Know how to wash hands properly


While our printable hand washing poster for preschoolers is a handy tool for parents and kids, it’s worth taking a moment to ensure you’re up-to-date on the latest guidance from the Centers for Disease Control and Prevention. It details the five steps for hand washing:

  1. Wet your hands with clean, running water (warm or cold). Then turn off the tap and apply soap.
  2. Lather your hands by rubbing them together with the soap. Be sure to lather the backs of your hands, between your fingers and under your nails.
  3. Scrub your hands for at least 20 seconds.
  4. Rinse your hands well under clean, running water.
  5. Dry your hands using a clean towel or use an air dryer to blow them dry.

Count to 20


When you’re juggling potty training and all the other things you need to accomplish each day, pausing for 20 seconds might sound like a lot. And let’s be honest: While we know we’re supposed to wash our hands that long, many adults probably don’t scrub for the recommended time. But now that you have a little one watching — and kids love to mimic their parents — it’s important to follow the rules.

Practice figuring out how long 20 seconds is before you start teaching your child about hand washing. While you could use a timer at each bathroom trip, many families find songs work well. “Happy Birthday,” “Twinkle, Twinkle, Little Star” and “Row, Row, Row Your Boat” usually take about that long to sing.

Learn how to tailor your approach to teaching


While some kids will love following the rules shown on our hand washing poster, others will require a little more encouragement to get their hands clean — and patiently scrub for 20 seconds. As you’re planning how to teach your toddler to wash hands, keep their potty personality in mind. This quick quiz can help you determine if your child is high-energy, shy, free-spirited, eager-to-please or cautious when it comes to potty training.

Make a game of it


Teaching hand washing — like any other step of the potty training routine — can be more engaging for kids if you try a game. Consider one of these potty training games that introduces the steps in the bathroom to your toddler:

  • Build-a-Bathroom Puzzle. This puzzle gets kids to learn and label all the tools they’ll use in the bathroom including the flush handle, soap and towels. It’s a great game to play before you’ve started potty training, but you can do it together at any other time too.
  • Pulls-Ups® Scavenger Hunt. This hide-and-seek game can help get your child motivated to use the potty and wash up properly afterward. You’ll hide potty-related items such as soap and Pull-Ups® training pants around the house.
  • Potty Time Sequence Cards. These potty training flash cards can help your child think about all the steps of using the potty.

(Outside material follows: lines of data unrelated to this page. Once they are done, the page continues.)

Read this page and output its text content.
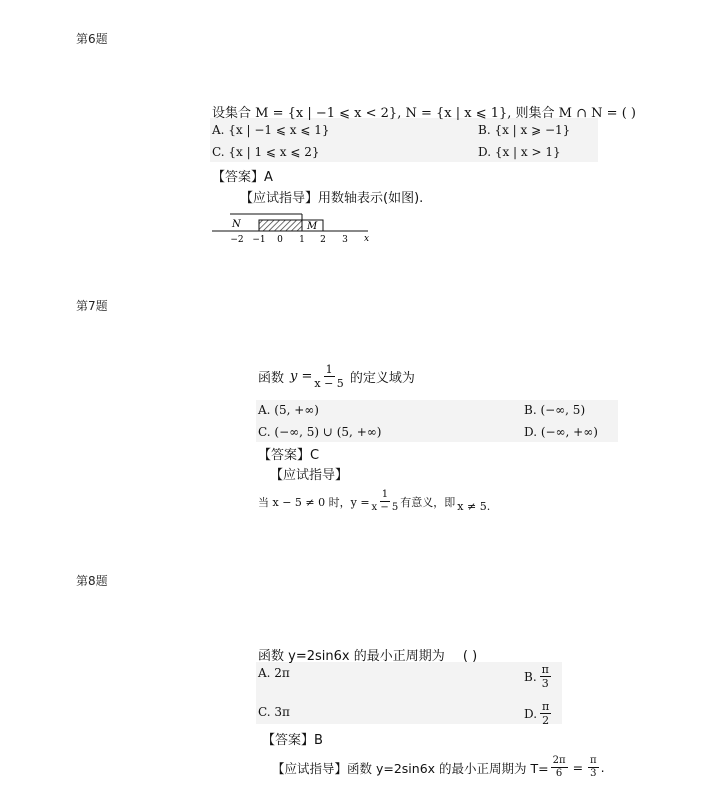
第6题
设集合 M = {x | −1 ⩽ x < 2}, N = {x | x ⩽ 1}, 则集合 M ∩ N = ( )
A. {x | −1 ⩽ x ⩽ 1}	B. {x | x ⩾ −1}
C. {x | 1 ⩽ x ⩽ 2}	D. {x | x > 1}
【答案】A
【应试指导】用数轴表示(如图).
N	M
x
−2 −1 0 1 2 3
第7题
函数 $y = \frac{1}{x - 5}$ 的定义域为
A. (5, +∞)	B. (−∞, 5)
C. (−∞, 5) ∪ (5, +∞)	D. (−∞, +∞)
【答案】C
【应试指导】
当 x − 5 ≠ 0 时，$y = \frac{1}{x - 5}$ 有意义，即 x ≠ 5.
第8题
函数 y=2sin6x 的最小正周期为 ( )
A. 2π	B. $\frac{\pi}{3}$
C. 3π	D. $\frac{\pi}{2}$
【答案】B
【应试指导】函数 y=2sin6x 的最小正周期为 $T= \frac{2\pi}{6} = \frac{\pi}{3}$ .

Celebrate hand washing successes


Often times we focus on the big moments: when kids actually pee or poop in their potty chair or the toilet. But there are lots of other moments to celebrate too including your toddler remembering to wash their hands on their own. These fun potty training tools can help you recognize the moments:

  • Coloring mat. With designs of your child’s favorite characters — just like on Pull-Ups® training pants — the inside of Pull-Ups® boxes contain coloring mats that help teach your child. If you don’t have the box, our printable coloring sheets are a fun way for your child to practice their ABCs and 123s. You could print one out and use it as a reward for an accomplishment. Or just use it for some time coloring time together.
  • Sticker charts. Some kids love to watch their successes build up on a sticker chart. Download our sticker chart — designed with some of your child’s favorite characters — and let your child color it in before you hang it on the bathroom wall or door. Then figure out how your child will earn stickers. If you have a child who’s always looking for something new, consider surprising them with a new pack of stickers every week or two.

While hand washing is a key part of the potty training process, it’s a skill that your child will need at other moments too for years to come. Be sure to tell them about other scenarios when it’s important to wash their hands including after they blow their nose, cough or sneeze — and before eating. And be sure you’re modeling good behavior! Kids love to mimic, and there’s no one they want to copy more than Mom or Dad.